Contemporary established fascist parties appear to have little in common with those of Nazi Germany and Fascist Italy in that they observe the democratic rules and norms. However, Laqueur (1996) warns that this is because they are all relatively weak and so must be cautious in the face of strong regimes, but that such may not be the case if they were to gain power.

VII. Conclusion

Fascism and National Socialism developed from several ideological trends: nationalism, Revolutionary Syndicalism, Futurism, Actualism, and in the case of Nazi Germany, biological determinism. What these ideologies had in common was that they despised the atomization of society into individuals, brought about by liberal democratization and capitalist-led modernization, and they extolled the concept of the organic nation-state in order to establish more cohesive collective ties among people. These ideologies maintained that an integration of all society would produce these results, but all nonconformist elements had to be co-opted or exterminated. In the case of the racist policies of Nazi Germany, the former was not an option for inferior races.

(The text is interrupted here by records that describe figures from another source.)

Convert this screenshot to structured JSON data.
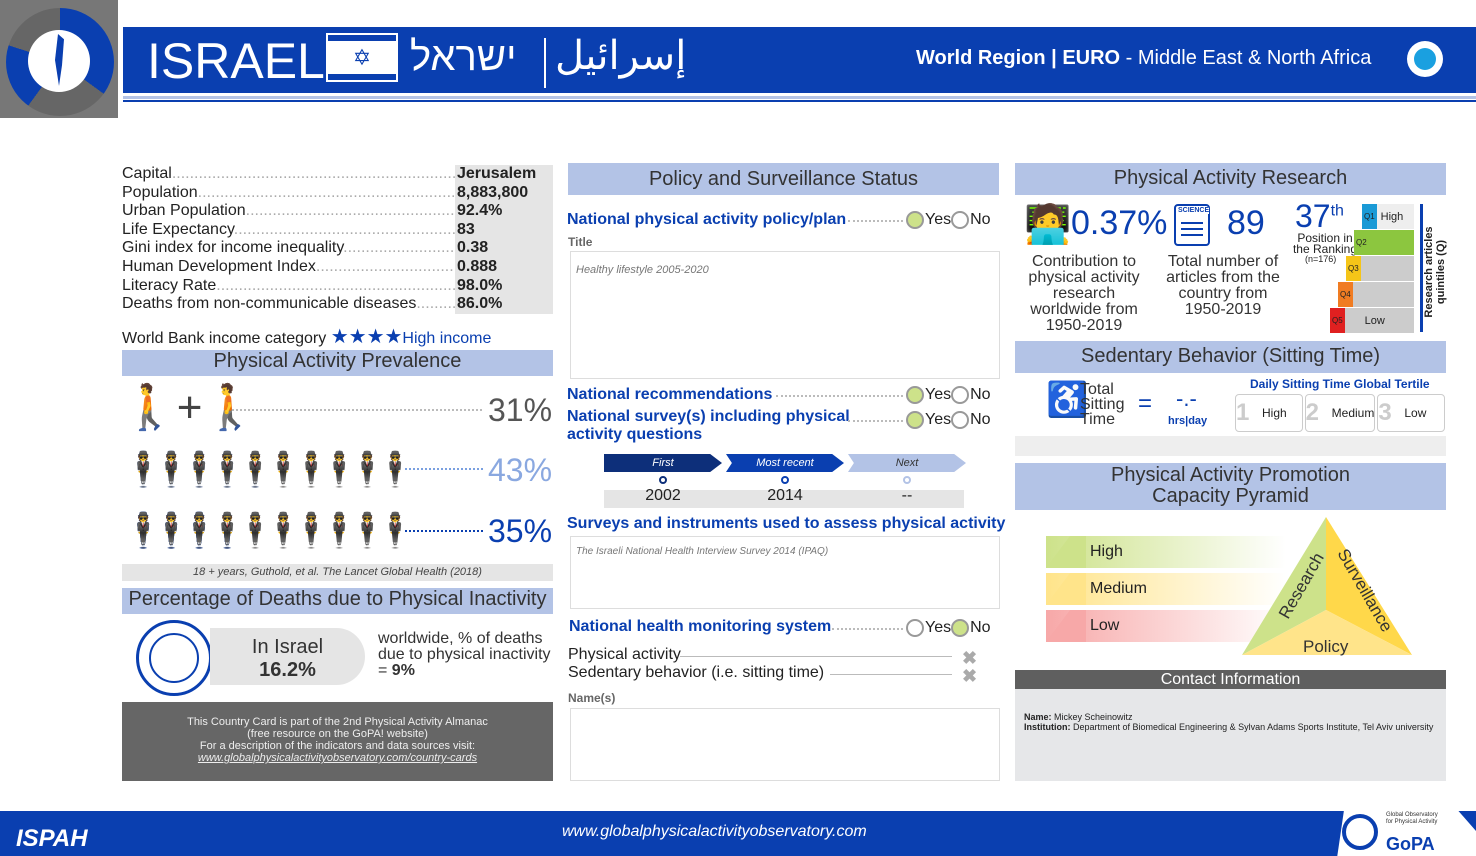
{
  "header": {
    "country": "ISRAEL",
    "hebrew": "ישראל",
    "arabic": "إسرائيل",
    "region_prefix": "World Region | ",
    "region_code": "EURO",
    "region_name": " - Middle East & North Africa"
  },
  "facts": [
    {
      "k": "Capital",
      "v": "Jerusalem"
    },
    {
      "k": "Population",
      "v": "8,883,800"
    },
    {
      "k": "Urban Population",
      "v": "92.4%"
    },
    {
      "k": "Life Expectancy",
      "v": "83"
    },
    {
      "k": "Gini index for income inequality",
      "v": "0.38"
    },
    {
      "k": "Human Development Index",
      "v": "0.888"
    },
    {
      "k": "Literacy Rate",
      "v": "98.0%"
    },
    {
      "k": "Deaths from non-communicable diseases",
      "v": "86.0%"
    }
  ],
  "income": {
    "label": "World Bank income category",
    "value": "High income",
    "stars": 4
  },
  "prevalence": {
    "title": "Physical Activity Prevalence",
    "overall": "31%",
    "men": "43%",
    "women": "35%",
    "source": "18 + years, Guthold, et al. The Lancet Global Health (2018)"
  },
  "deaths": {
    "title": "Percentage of Deaths due to Physical Inactivity",
    "in_label": "In Israel",
    "in_value": "16.2%",
    "world_text": "worldwide, % of deaths due to physical inactivity = ",
    "world_value": "9%"
  },
  "almanac": {
    "line1": "This Country Card is part of the 2nd Physical Activity Almanac",
    "line2": "(free resource on the GoPA! website)",
    "line3": "For a description of the indicators and data sources visit:",
    "link": "www.globalphysicalactivityobservatory.com/country-cards"
  },
  "policy": {
    "title": "Policy and Surveillance Status",
    "plan_label": "National physical activity policy/plan",
    "plan": "Yes",
    "title_label": "Title",
    "title_value": "Healthy lifestyle 2005-2020",
    "rec_label": "National recommendations",
    "rec": "Yes",
    "survey_label": "National survey(s) including physical activity questions",
    "survey": "Yes",
    "yes": "Yes",
    "no": "No",
    "timeline": [
      {
        "label": "First",
        "year": "2002"
      },
      {
        "label": "Most recent",
        "year": "2014"
      },
      {
        "label": "Next",
        "year": "--"
      }
    ],
    "instruments_label": "Surveys and instruments used to assess physical activity",
    "instruments_value": "The Israeli National Health Interview Survey 2014 (IPAQ)",
    "monitor_label": "National health monitoring system",
    "monitor": "No",
    "monitor_items": [
      "Physical activity",
      "Sedentary behavior (i.e. sitting time)"
    ],
    "names_label": "Name(s)"
  },
  "research": {
    "title": "Physical Activity Research",
    "contribution": "0.37%",
    "contribution_label": "Contribution to physical activity research worldwide from 1950-2019",
    "articles": "89",
    "articles_label": "Total number of articles from the country from 1950-2019",
    "science": "SCIENCE",
    "rank": "37",
    "rank_suffix": "th",
    "rank_label": "Position in the Ranking",
    "rank_n": "(n=176)",
    "quintiles": [
      "Q1",
      "Q2",
      "Q3",
      "Q4",
      "Q5"
    ],
    "high": "High",
    "low": "Low",
    "current_quintile": "Q2",
    "axis_label": "Research articles quintiles (Q)"
  },
  "sedentary": {
    "title": "Sedentary Behavior (Sitting Time)",
    "label": "Total Sitting Time",
    "value": "-.-",
    "unit": "hrs|day",
    "tertile_title": "Daily Sitting Time Global Tertile",
    "tertiles": [
      {
        "n": "1",
        "l": "High"
      },
      {
        "n": "2",
        "l": "Medium"
      },
      {
        "n": "3",
        "l": "Low"
      }
    ]
  },
  "pyramid": {
    "title1": "Physical Activity Promotion",
    "title2": "Capacity Pyramid",
    "levels": [
      "High",
      "Medium",
      "Low"
    ],
    "research": "Research",
    "surveillance": "Surveillance",
    "policy": "Policy"
  },
  "contact": {
    "title": "Contact Information",
    "name_label": "Name:",
    "name": " Mickey Scheinowitz",
    "inst_label": "Institution:",
    "inst": " Department of Biomedical Engineering & Sylvan Adams Sports Institute, Tel Aviv university"
  },
  "footer": {
    "ispah": "ISPAH",
    "url": "www.globalphysicalactivityobservatory.com",
    "gopa": "GoPA",
    "gopa_small": "Global Observatory for Physical Activity"
  },
  "colors": {
    "brand": "#0a3fb0",
    "section": "#b3c3e6",
    "yes": "#cde28a",
    "q1": "#1a9ad6",
    "q2": "#8cc63f",
    "q3": "#f5c518",
    "q4": "#f07c22",
    "q5": "#e02020"
  }
}
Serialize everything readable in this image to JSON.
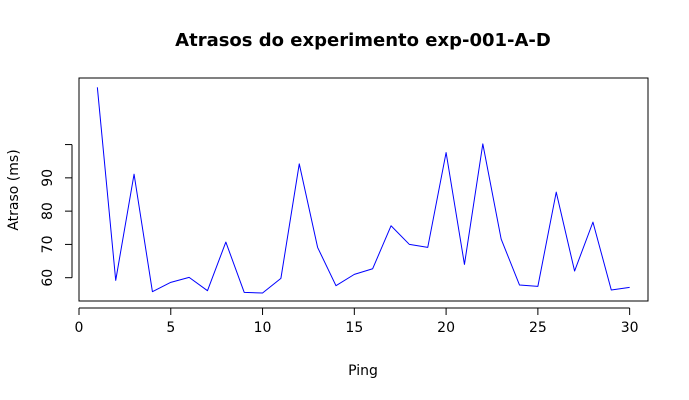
{
  "chart_data": {
    "type": "line",
    "title": "Atrasos do experimento exp-001-A-D",
    "xlabel": "Ping",
    "ylabel": "Atraso (ms)",
    "series": [
      {
        "color": "#0000ff",
        "x": [
          1,
          2,
          3,
          4,
          5,
          6,
          7,
          8,
          9,
          10,
          11,
          12,
          13,
          14,
          15,
          16,
          17,
          18,
          19,
          20,
          21,
          22,
          23,
          24,
          25,
          26,
          27,
          28,
          29,
          30
        ],
        "y": [
          117.2,
          59.2,
          91.1,
          55.8,
          58.6,
          60.1,
          56.1,
          70.7,
          55.6,
          55.4,
          59.8,
          94.2,
          69.1,
          57.6,
          61.0,
          62.7,
          75.6,
          70.0,
          69.1,
          97.6,
          64.0,
          100.2,
          71.6,
          57.8,
          57.4,
          85.7,
          62.0,
          76.7,
          56.3,
          57.1
        ]
      }
    ],
    "xlim": [
      0,
      31
    ],
    "ylim": [
      53,
      120
    ],
    "xticks": [
      0,
      5,
      10,
      15,
      20,
      25,
      30
    ],
    "yticks": [
      60,
      70,
      80,
      90,
      100
    ],
    "ytick_labels": [
      "60",
      "70",
      "80",
      "90",
      ""
    ],
    "grid": false,
    "legend": "none"
  }
}
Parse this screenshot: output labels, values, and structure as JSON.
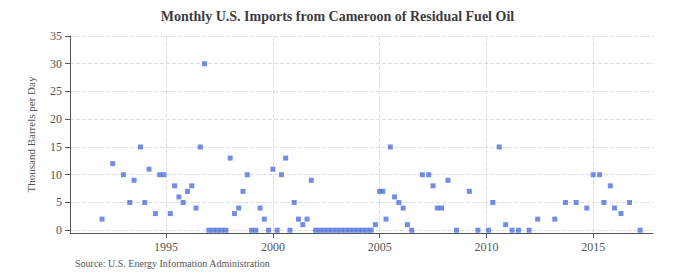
{
  "chart_data": {
    "type": "scatter",
    "title": "Monthly U.S. Imports from Cameroon of Residual Fuel Oil",
    "ylabel": "Thousand Barrels per Day",
    "annotations": [
      "Source: U.S. Energy Information Administration"
    ],
    "marker": "square",
    "grid": true,
    "xlim": [
      1990.5,
      2017.8
    ],
    "xticks": [
      1995,
      2000,
      2005,
      2010,
      2015
    ],
    "ylim": [
      -0.5,
      35
    ],
    "yticks": [
      0,
      5,
      10,
      15,
      20,
      25,
      30,
      35
    ],
    "x": [
      1992.0,
      1992.5,
      1993.0,
      1993.3,
      1993.5,
      1993.8,
      1994.0,
      1994.2,
      1994.5,
      1994.7,
      1994.9,
      1995.2,
      1995.4,
      1995.6,
      1995.8,
      1996.0,
      1996.2,
      1996.4,
      1996.6,
      1996.8,
      1997.0,
      1997.2,
      1997.4,
      1997.6,
      1997.8,
      1998.0,
      1998.2,
      1998.4,
      1998.6,
      1998.8,
      1999.0,
      1999.2,
      1999.4,
      1999.6,
      1999.8,
      2000.0,
      2000.2,
      2000.4,
      2000.6,
      2000.8,
      2001.0,
      2001.2,
      2001.4,
      2001.6,
      2001.8,
      2002.0,
      2002.2,
      2002.4,
      2002.6,
      2002.8,
      2003.0,
      2003.2,
      2003.4,
      2003.6,
      2003.8,
      2004.0,
      2004.2,
      2004.4,
      2004.6,
      2004.8,
      2005.0,
      2005.15,
      2005.3,
      2005.5,
      2005.7,
      2005.9,
      2006.1,
      2006.3,
      2006.5,
      2007.0,
      2007.3,
      2007.5,
      2007.7,
      2007.9,
      2008.2,
      2008.6,
      2009.2,
      2009.6,
      2010.1,
      2010.3,
      2010.6,
      2010.9,
      2011.2,
      2011.5,
      2012.0,
      2012.4,
      2013.2,
      2013.7,
      2014.2,
      2014.7,
      2015.0,
      2015.3,
      2015.5,
      2015.8,
      2016.0,
      2016.3,
      2016.7,
      2017.2
    ],
    "values": [
      2,
      12,
      10,
      5,
      9,
      15,
      5,
      11,
      3,
      10,
      10,
      3,
      8,
      6,
      5,
      7,
      8,
      4,
      15,
      30,
      0,
      0,
      0,
      0,
      0,
      13,
      3,
      4,
      7,
      10,
      0,
      0,
      4,
      2,
      0,
      11,
      0,
      10,
      13,
      0,
      5,
      2,
      1,
      2,
      9,
      0,
      0,
      0,
      0,
      0,
      0,
      0,
      0,
      0,
      0,
      0,
      0,
      0,
      0,
      1,
      7,
      7,
      2,
      15,
      6,
      5,
      4,
      1,
      0,
      10,
      10,
      8,
      4,
      4,
      9,
      0,
      7,
      0,
      0,
      5,
      15,
      1,
      0,
      0,
      0,
      2,
      2,
      5,
      5,
      4,
      10,
      10,
      5,
      8,
      4,
      3,
      5,
      0
    ]
  }
}
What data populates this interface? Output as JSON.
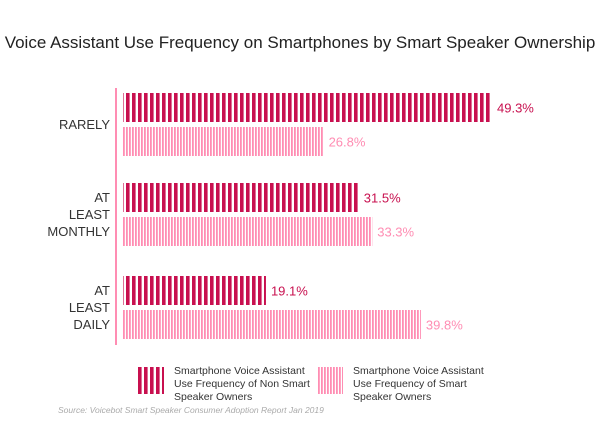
{
  "chart_data": {
    "type": "bar",
    "orientation": "horizontal",
    "title": "Voice Assistant Use Frequency on Smartphones by Smart Speaker Ownership",
    "categories": [
      "RARELY",
      "AT LEAST MONTHLY",
      "AT LEAST DAILY"
    ],
    "category_lines": [
      [
        "RARELY"
      ],
      [
        "AT",
        "LEAST",
        "MONTHLY"
      ],
      [
        "AT",
        "LEAST",
        "DAILY"
      ]
    ],
    "series": [
      {
        "name": "Smartphone Voice Assistant Use Frequency of Non Smart Speaker Owners",
        "values": [
          49.3,
          31.5,
          19.1
        ],
        "labels": [
          "49.3%",
          "31.5%",
          "19.1%"
        ],
        "color": "#c8104f"
      },
      {
        "name": "Smartphone Voice Assistant Use Frequency of Smart Speaker Owners",
        "values": [
          26.8,
          33.3,
          39.8
        ],
        "labels": [
          "26.8%",
          "33.3%",
          "39.8%"
        ],
        "color": "#ff8db3"
      }
    ],
    "legend": {
      "placement": "bottom",
      "items": [
        [
          "Smartphone Voice Assistant",
          "Use Frequency of Non Smart",
          "Speaker Owners"
        ],
        [
          "Smartphone Voice Assistant",
          "Use Frequency of Smart",
          "Speaker Owners"
        ]
      ]
    },
    "grid": false,
    "source": "Source: Voicebot Smart Speaker Consumer Adoption Report Jan 2019"
  }
}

Fascists believed that liberal democracy was weak and would never accomplish these goals, so they advocated a totalitarian government headed by a strong leader. World War I had desensitized much of Europe to extreme violence, and the Great Depression had left the masses economically insecure. Moreover, the young liberal democracies in Germany and Italy proved ineffective at solving these problems. Economically, politically, and spiritually, Italians and Germans were seeking salvation, and so the Fascist and Nazi parties filled the vacuum. Mussolini and Hitler also brought with them their violent plans for war, with grave consequences for the rest of the world.